Die jüngsten Omikron-Varianten BA.4 und BA.5 lassen die Zahl der Neuinfektionen wieder ansteigen. Doch was bedeutet diese sich anbahnende Sommerwelle für die Impfkampagne? Oder auf der persönlichen Ebene gefragt: Brauche ich einen vierten Stich? Und wenn ja, wann? Ein Überblick über den Status quo der Impfempfehlungen.
1 Wir sehen diesen Sommer ein höheres Infektionsniveau als in den vorangegangenen. Wer sollte sich jetzt den vierten Stich holen?
ANTWORT: Eine ganz einfache Antwort auf diese Frage gibt es nicht, da in Bezug auf die Immunität immer mehrere Faktoren eine Rolle spielen. Aber Personen über 60 Jahre, bei welchen die dritte Impfung schon mehr als vier Monate zurückliegt, sollten sich jetzt eine vierte Dosis abholen. Denn für acht bis zwölf Wochen nach der Impfung ist man auch sehr gut vor einer Infektion geschützt.
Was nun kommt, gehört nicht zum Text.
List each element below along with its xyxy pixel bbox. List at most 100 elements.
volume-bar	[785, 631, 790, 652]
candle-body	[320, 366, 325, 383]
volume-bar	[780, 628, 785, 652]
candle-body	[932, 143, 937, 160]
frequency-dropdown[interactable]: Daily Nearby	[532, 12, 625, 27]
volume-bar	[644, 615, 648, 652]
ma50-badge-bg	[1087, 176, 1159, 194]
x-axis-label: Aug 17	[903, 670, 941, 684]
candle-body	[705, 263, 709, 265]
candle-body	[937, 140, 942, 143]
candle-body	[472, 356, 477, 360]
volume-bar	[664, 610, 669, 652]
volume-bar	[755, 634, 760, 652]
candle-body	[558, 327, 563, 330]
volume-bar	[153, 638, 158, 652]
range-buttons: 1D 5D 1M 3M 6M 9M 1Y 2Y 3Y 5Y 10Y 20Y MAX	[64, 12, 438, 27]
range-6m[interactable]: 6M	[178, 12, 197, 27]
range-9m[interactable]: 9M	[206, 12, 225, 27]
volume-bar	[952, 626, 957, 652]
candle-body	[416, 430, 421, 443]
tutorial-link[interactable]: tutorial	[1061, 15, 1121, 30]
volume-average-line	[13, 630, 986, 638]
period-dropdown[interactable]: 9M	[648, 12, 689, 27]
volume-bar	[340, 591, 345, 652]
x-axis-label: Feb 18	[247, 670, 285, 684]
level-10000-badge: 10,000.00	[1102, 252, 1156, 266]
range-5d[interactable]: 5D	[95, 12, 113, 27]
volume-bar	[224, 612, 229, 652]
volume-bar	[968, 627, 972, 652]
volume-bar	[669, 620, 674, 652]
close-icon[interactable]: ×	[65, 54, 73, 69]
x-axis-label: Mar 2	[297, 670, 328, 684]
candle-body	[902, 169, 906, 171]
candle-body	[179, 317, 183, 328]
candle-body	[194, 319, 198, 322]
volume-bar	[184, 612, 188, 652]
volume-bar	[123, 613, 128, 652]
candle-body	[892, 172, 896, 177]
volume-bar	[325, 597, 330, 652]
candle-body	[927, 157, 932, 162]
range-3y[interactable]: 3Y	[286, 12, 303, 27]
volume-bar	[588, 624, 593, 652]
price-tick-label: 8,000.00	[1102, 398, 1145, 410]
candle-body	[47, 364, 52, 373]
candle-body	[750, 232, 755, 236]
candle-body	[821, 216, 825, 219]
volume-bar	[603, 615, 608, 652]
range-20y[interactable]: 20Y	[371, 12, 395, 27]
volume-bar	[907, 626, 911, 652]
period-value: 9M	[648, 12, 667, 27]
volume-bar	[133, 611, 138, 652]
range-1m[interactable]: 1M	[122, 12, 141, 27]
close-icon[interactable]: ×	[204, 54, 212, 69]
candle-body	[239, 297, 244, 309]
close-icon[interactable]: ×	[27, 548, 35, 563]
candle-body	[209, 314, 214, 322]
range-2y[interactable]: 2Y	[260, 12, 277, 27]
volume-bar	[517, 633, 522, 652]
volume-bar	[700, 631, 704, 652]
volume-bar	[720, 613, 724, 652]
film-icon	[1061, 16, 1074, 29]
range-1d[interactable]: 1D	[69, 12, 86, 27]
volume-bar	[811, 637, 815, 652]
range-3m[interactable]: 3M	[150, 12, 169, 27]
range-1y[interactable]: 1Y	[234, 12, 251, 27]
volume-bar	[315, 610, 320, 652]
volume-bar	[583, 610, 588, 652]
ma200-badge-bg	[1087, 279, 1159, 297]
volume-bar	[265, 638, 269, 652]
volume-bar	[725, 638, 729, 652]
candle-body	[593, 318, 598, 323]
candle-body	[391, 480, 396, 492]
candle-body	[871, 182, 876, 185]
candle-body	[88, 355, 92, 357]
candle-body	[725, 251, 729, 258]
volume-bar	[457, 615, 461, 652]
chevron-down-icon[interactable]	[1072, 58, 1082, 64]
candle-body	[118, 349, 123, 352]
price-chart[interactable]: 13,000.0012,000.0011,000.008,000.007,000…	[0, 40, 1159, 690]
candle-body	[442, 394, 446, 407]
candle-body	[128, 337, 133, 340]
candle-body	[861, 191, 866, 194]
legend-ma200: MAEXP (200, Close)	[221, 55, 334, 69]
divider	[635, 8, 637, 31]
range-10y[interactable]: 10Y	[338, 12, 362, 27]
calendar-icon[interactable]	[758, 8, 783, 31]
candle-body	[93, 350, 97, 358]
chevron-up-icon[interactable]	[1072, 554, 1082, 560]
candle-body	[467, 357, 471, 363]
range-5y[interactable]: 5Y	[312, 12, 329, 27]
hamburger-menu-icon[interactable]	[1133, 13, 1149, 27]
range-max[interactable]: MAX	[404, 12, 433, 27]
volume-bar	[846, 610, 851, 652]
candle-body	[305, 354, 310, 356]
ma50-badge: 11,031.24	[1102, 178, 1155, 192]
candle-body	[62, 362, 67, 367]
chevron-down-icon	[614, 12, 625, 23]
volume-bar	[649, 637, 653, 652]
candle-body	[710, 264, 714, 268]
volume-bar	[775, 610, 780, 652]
Das spielt eine Rolle, da das Sterberisiko mit dem Alter ansteigt. Zwar gibt es aufgrund der ausgeprägten BA.2-Welle, die in Österreich viele Menschen Anfang des Jahres erfasst hat, eine gewisse Immunität gegen BA.5, aber nichtdestotrotz ist diese Variante vor allem für Risikopatienten bedrohlich. "Dazu gehören eben die Älteren, aber auch schwer übergewichtige Personen ebenso wie Diabetiker, Menschen mit Asthma oder auch schweren Herzerkrankungen", erklärt Dorothee von Laer, Virologin an der Med Uni Innsbruck. "Wer ein Risiko trägt und zusätzlich auch viel unter Menschen ist, sollte sich unbedingt jetzt den vierten Stich holen." Für Risikogruppen wird dies auch vom Nationalen Impfgremium empfohlen.
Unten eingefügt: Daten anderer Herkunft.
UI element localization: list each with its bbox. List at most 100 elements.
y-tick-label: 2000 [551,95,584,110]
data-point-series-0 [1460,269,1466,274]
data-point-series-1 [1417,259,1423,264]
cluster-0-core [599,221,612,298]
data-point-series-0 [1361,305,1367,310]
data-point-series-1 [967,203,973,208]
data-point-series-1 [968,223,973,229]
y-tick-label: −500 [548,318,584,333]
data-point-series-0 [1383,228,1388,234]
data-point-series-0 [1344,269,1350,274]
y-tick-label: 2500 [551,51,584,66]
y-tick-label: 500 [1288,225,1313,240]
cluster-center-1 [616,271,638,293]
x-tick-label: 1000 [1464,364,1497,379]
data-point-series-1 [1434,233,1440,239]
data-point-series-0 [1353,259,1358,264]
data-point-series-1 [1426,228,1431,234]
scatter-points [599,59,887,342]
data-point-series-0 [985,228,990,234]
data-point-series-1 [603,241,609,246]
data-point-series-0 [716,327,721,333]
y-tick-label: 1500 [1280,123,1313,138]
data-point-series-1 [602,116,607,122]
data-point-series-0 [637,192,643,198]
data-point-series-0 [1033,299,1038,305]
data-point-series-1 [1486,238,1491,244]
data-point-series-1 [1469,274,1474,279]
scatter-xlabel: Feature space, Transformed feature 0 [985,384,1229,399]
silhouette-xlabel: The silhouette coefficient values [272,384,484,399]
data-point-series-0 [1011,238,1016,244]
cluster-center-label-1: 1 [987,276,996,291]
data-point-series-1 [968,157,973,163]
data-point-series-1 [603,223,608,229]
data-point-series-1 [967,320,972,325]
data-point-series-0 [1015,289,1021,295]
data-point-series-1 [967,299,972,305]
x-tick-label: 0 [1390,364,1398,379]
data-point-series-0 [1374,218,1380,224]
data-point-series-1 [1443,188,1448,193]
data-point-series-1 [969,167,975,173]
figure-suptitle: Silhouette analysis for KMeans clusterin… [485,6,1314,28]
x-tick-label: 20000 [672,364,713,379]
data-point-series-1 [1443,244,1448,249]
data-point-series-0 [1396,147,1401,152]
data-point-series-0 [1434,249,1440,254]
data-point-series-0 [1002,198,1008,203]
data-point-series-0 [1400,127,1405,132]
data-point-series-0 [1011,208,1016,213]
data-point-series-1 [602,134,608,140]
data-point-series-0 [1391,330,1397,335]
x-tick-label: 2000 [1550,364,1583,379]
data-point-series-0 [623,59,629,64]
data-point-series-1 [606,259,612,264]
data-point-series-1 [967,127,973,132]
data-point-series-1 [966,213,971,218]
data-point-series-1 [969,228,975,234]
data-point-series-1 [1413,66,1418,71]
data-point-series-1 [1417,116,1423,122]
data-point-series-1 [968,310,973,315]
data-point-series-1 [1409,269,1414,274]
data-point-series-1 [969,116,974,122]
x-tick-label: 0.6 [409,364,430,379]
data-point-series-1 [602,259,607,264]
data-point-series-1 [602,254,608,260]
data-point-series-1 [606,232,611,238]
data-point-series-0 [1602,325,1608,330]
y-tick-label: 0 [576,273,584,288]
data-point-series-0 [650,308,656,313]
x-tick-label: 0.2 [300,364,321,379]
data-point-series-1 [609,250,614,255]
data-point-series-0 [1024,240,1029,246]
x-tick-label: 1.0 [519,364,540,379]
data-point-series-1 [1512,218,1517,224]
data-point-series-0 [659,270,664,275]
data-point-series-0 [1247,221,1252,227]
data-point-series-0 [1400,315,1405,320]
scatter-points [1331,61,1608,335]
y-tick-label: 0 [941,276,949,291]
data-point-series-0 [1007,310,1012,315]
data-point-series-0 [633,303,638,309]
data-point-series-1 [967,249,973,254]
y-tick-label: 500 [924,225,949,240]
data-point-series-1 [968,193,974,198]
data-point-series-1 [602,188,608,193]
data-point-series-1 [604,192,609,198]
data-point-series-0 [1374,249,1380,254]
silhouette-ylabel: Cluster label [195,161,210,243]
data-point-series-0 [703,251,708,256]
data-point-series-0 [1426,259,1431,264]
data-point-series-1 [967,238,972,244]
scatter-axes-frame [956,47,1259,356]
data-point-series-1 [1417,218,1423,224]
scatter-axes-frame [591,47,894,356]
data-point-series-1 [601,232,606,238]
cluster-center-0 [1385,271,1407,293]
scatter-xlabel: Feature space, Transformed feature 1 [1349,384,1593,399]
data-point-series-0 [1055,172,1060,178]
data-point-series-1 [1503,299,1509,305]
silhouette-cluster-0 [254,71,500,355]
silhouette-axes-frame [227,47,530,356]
2 Was ist mit Personen, die dreimal geimpft sind und eine Infektion durchgemacht haben – ist bei ihnen sofort eine vierte Impfung notwendig?
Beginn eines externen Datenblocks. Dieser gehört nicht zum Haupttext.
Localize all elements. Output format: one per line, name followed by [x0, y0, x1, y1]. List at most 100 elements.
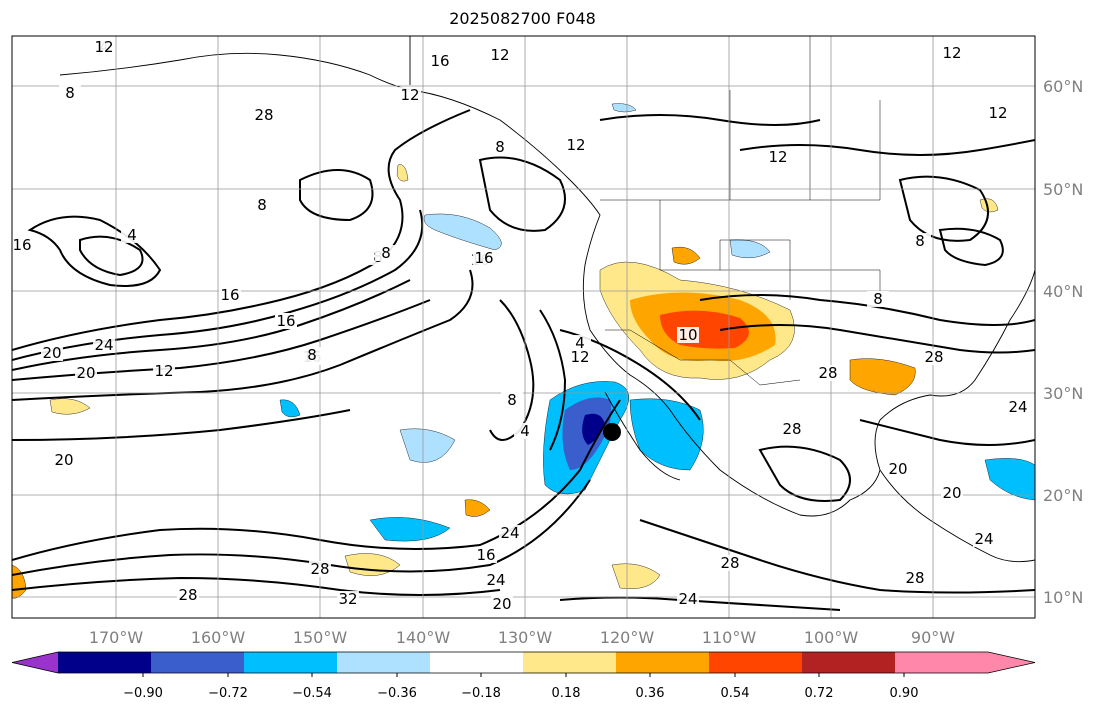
contour-label-bg — [781, 421, 803, 437]
contour-label: 28 — [782, 420, 801, 438]
colorbar-tick-label: −0.18 — [461, 686, 501, 701]
gridlines — [12, 36, 1035, 618]
colorbar-outline — [11, 651, 1036, 674]
contour-label-bg — [475, 547, 497, 563]
lat-label: 20°N — [1043, 486, 1083, 505]
contour-label: 8 — [257, 196, 267, 214]
contour-label-bg — [473, 250, 495, 266]
colorbar-segment — [802, 652, 896, 673]
colorbar-segment — [895, 652, 989, 673]
colorbar-tick-label: −0.54 — [292, 686, 332, 701]
contour-label-bg — [904, 570, 926, 586]
lat-label: 30°N — [1043, 384, 1083, 403]
cold-anomaly-small-1 — [279, 399, 301, 418]
colorbar-tick-label: 0.90 — [890, 686, 919, 701]
contour-label: 20 — [942, 484, 961, 502]
contour-label-bg — [301, 347, 323, 363]
contour-label: 28 — [905, 569, 924, 587]
contour-label: 20 — [54, 451, 73, 469]
contour-label: 16 — [12, 236, 31, 254]
contour-label: 32 — [338, 590, 357, 608]
contour-label: 4 — [127, 226, 137, 244]
contour-label-bg — [987, 105, 1009, 121]
contour-label: 24 — [500, 524, 519, 542]
contour-label-bg — [375, 245, 397, 261]
lon-label: 100°W — [804, 628, 859, 647]
borders — [600, 36, 881, 386]
colorbar-extend-low — [12, 652, 58, 673]
contour-label-bg — [489, 139, 511, 155]
contour-label-bg — [75, 365, 97, 381]
contour-label-bg — [767, 149, 789, 165]
colorbar-segment — [709, 652, 803, 673]
contour-label-bg — [677, 591, 699, 607]
warm-anomaly-small-3 — [979, 198, 999, 213]
contour-label: 28 — [818, 364, 837, 382]
lon-label: 110°W — [702, 628, 757, 647]
contour-label-bg — [485, 572, 507, 588]
contour-label: 20 — [888, 460, 907, 478]
contour-label-bg — [275, 313, 297, 329]
contour-label-bg — [719, 555, 741, 571]
latitude-labels: 60°N 50°N 40°N 30°N 20°N 10°N — [1043, 77, 1083, 607]
contour-label: 16 — [276, 312, 295, 330]
contour-label: 8 — [495, 138, 505, 156]
contour-label-bg — [59, 85, 81, 101]
colorbar-segment — [58, 652, 152, 673]
contour-label-bg — [923, 349, 945, 365]
cold-anomaly-baja-peak — [582, 413, 605, 445]
contour-label-bg — [941, 45, 963, 61]
contour-label: 12 — [490, 46, 509, 64]
coastlines — [59, 36, 1035, 563]
colorbar-tick-label: −0.36 — [377, 686, 417, 701]
lat-label: 10°N — [1043, 588, 1083, 607]
colorbar: −0.90 −0.72 −0.54 −0.36 −0.18 0.18 0.36 0.54 0.7… — [11, 651, 1036, 701]
contour-label: 12 — [942, 44, 961, 62]
contour-label-bg — [251, 197, 273, 213]
map-panel — [12, 36, 1035, 618]
contour-label: 24 — [94, 336, 113, 354]
contour-label-bg — [489, 47, 511, 63]
warm-anomaly-gulf — [849, 358, 916, 396]
contour-label: 16 — [430, 52, 449, 70]
cold-anomaly-pacific-2 — [399, 428, 456, 463]
contour-label-bg — [973, 531, 995, 547]
contour-label-bg — [93, 337, 115, 353]
contour-label: 20 — [76, 364, 95, 382]
contour-label-bg — [399, 87, 421, 103]
map-title: 2025082700 F048 — [449, 9, 596, 28]
warm-anomaly-west — [49, 398, 91, 415]
lon-label: 130°W — [498, 628, 553, 647]
contour-label: 12 — [768, 148, 787, 166]
map-frame — [11, 35, 1036, 619]
cold-anomaly-southern — [369, 517, 451, 542]
contour-label: 16 — [220, 286, 239, 304]
contour-label: 28 — [178, 586, 197, 604]
lon-label: 160°W — [191, 628, 246, 647]
contour-label: 4 — [575, 334, 585, 352]
colorbar-tick-label: −0.72 — [208, 686, 248, 701]
contour-label: 8 — [307, 346, 317, 364]
contour-label: 20 — [492, 595, 511, 613]
storm-center-marker — [603, 423, 621, 441]
colorbar-segment — [337, 652, 431, 673]
lat-label: 40°N — [1043, 282, 1083, 301]
contour-label-bg — [909, 233, 931, 249]
lat-label: 60°N — [1043, 77, 1083, 96]
cold-anomaly-mexico — [629, 398, 704, 471]
contour-label: 4 — [520, 422, 530, 440]
contour-label-bg — [887, 461, 909, 477]
contour-label: 8 — [507, 391, 517, 409]
contour-label: 8 — [381, 244, 391, 262]
contour-label: 28 — [924, 348, 943, 366]
warm-anomaly-south — [611, 563, 661, 589]
contour-label-bg — [337, 591, 359, 607]
cold-anomaly-pacific — [423, 213, 502, 251]
contour-label-bg — [429, 53, 451, 69]
contour-label: 24 — [678, 590, 697, 608]
map-content: 4812161216202024121681612168484412162024… — [12, 36, 1035, 618]
colorbar-tick-label: 0.72 — [805, 686, 834, 701]
colorbar-tick-label: 0.54 — [721, 686, 750, 701]
contour-label-bg — [569, 349, 591, 365]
ANTWORT: Eine Infektion sei als weiteres immunologisches Ereignis zu werten, erklärt von Laer. Besonders wenn eine Infektion mit Omikron durchgemacht wurde, die Erkrankung also nicht so lange zurückliegt, ist eine sofortige vierte Impfung nicht notwendig, denn der Schutz vor einer schweren Erkrankung ist gegeben. Personen, die geimpft und genesen sind, könnten auf die an die Omikron-Variante angepassten Impfstoffe warten. Bei der Entscheidung, sich jetzt oder im Herbst impfen zu lassen, sollte in Betracht gezogen werden, wie sehr man unter Menschen ist. Hat man viel Kontakt zu anderen, fährt regelmäßig mit Öffis oder trifft vulnerable Personen, sollte die Impfung eher früher als später erfolgen.
3 Apropos angepasster Impfstoff – wann wird dieser verfügbar sein?
ANTWORT: Informationen von Biontech/Pfizer wie auch von Moderna lassen darauf schließen, dass bis zum Herbst mit den angepassten Impfstoffen zu rechnen ist. Zuletzt hat Moderna einige Daten veröffentlicht, aber nicht die vollumfängliche Studie. "Was wir wissen ist, dass eine Impfung mit einem angepassten Impfstoff die Anzahl der neutralisierenden Antikörper gegen Omikron-Varianten erhöht", sagt von Laer.
4 Der Immunitätsstatus ist individuell unterschiedlich. Sollte ich einen Antikörpertest vor der vierten Impfung machen?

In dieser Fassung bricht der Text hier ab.